Cerco di concentrarsi sulle nuvole.
Le nuvole avevano un aspetto rassicurante. Bianche, tondeggianti, morbide. Solo a guardarle ci si poteva sentire molto più calmi, più rilassati, quasi felici. Ecco, sì. Sì. Se puntava gli occhi su quella bianca, bianchissima, a forma di patata perfettamente ovale – o pallone da rugby? Non era mai stato un genio dello sport, nonostante il corso di karate che, da piccolo, aveva frequentato con…
…no, meglio non pensarci.
Il suo cervello era già abbastanza sovraccaricato dal pensiero di doverlo rivedere. Non era necessario aggiungere anche il pensiero di lui in quanto lui. Decisamente.
La nuvola, dicevamo.
La patata ovale.
Il pallone da rugby.
Chi per loro, insomma.
Certo che le nuvole erano creature affascinanti…
…cioè, non erano creature. Avrebbe dovuto trovare un termine migliore per definirle.
Mordicchiandosi l’interno della guancia, faticò a trovarne uno, perciò lasciò perdere. Erano comunque cose parecchio affascinanti. Davano tanto l’idea di essere degli enormi cuscini comodi sui quali adagiarti senza pensieri dopo una giornata sfiancante… e invece, se qualcuno avesse realmente provato a distendersi su una di quelle enormi masse d’aria, non solo avrebbe provato tanto di quel freddo che si sarebbe sentito ghiacciare fin nelle ossa, non solo avrebbe corso il rischio d’essere attraversato da parte a parte da una potentissima scarica elettrica, ma invece di ricevere l’abbraccio caldo e confortante dei cuscini di quelle gigantesche finte poltrone si sarebbe anche trovato a galleggiare precariamente nell’aria, in attesa di schiantarsi al suolo.
Le nuvole non avevano pietà.
Esattamente come i ricordi.
I ricordi erano dannatamente uguali alle nuvole. Così amichevoli e dolci quando li intravedevi da lontano affacciarsi fra le pieghe della mente e dei sogni ad occhi aperti… così duri e spiacevoli quando ti decidevi ad avvicinartici e guardarci dentro.

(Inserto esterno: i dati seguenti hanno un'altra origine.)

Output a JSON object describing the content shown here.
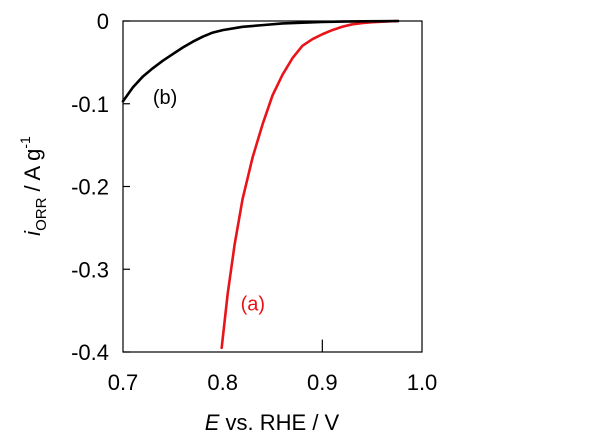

I ricordi, come quasi tutti i bauli antichi delle case delle nonne, possedevano sempre un doppio fondo. C’era quello che vedevi col primo colpo d’occhio, che era quasi sempre delicato e semplice e nostalgico e terribilmente piacevole. E poi c’era quello che sentivi quando allungavi la mano per afferrarlo in un pugno.
E quello era duro.
Spigoloso.
E doloroso.
Sempre, sempre, sempre.
Lasciarsi andare contro una nuvola e lasciarsi andare ai ricordi potevano essere entrambe attività mortali. Praticamente allo stesso livello. Anche se si trattava di morti diverse.
Il segnale che avvisava i gentili passeggeri di allacciare le cinture di sicurezza si accese, e fu presto seguito dalla voce suadente e vagamente smorfiosa di un’hostess, che informava tutti che l’atterraggio si sarebbe svolto nel giro di una quindicina di minuti, come previsto e in perfetto orario.
Tom ubbidì al segnale e alla signorina, strinse la cintura in vita e si aggrappò distrattamente con le mani ai braccioli del proprio sedile.
Lanciò un altro sguardo alle nuvole e provò ad immaginare come sarebbe stato passarci dentro.


Quando, dopo un quarto d’ora, l’aereo uscì dall’area di turbolenza e si diresse punta in basso verso la pista d’atterraggio, Tom ebbe la sua risposta.
Passare in mezzo alle nuvole faceva schifo.
Esattamente come passare in mezzo ai ricordi.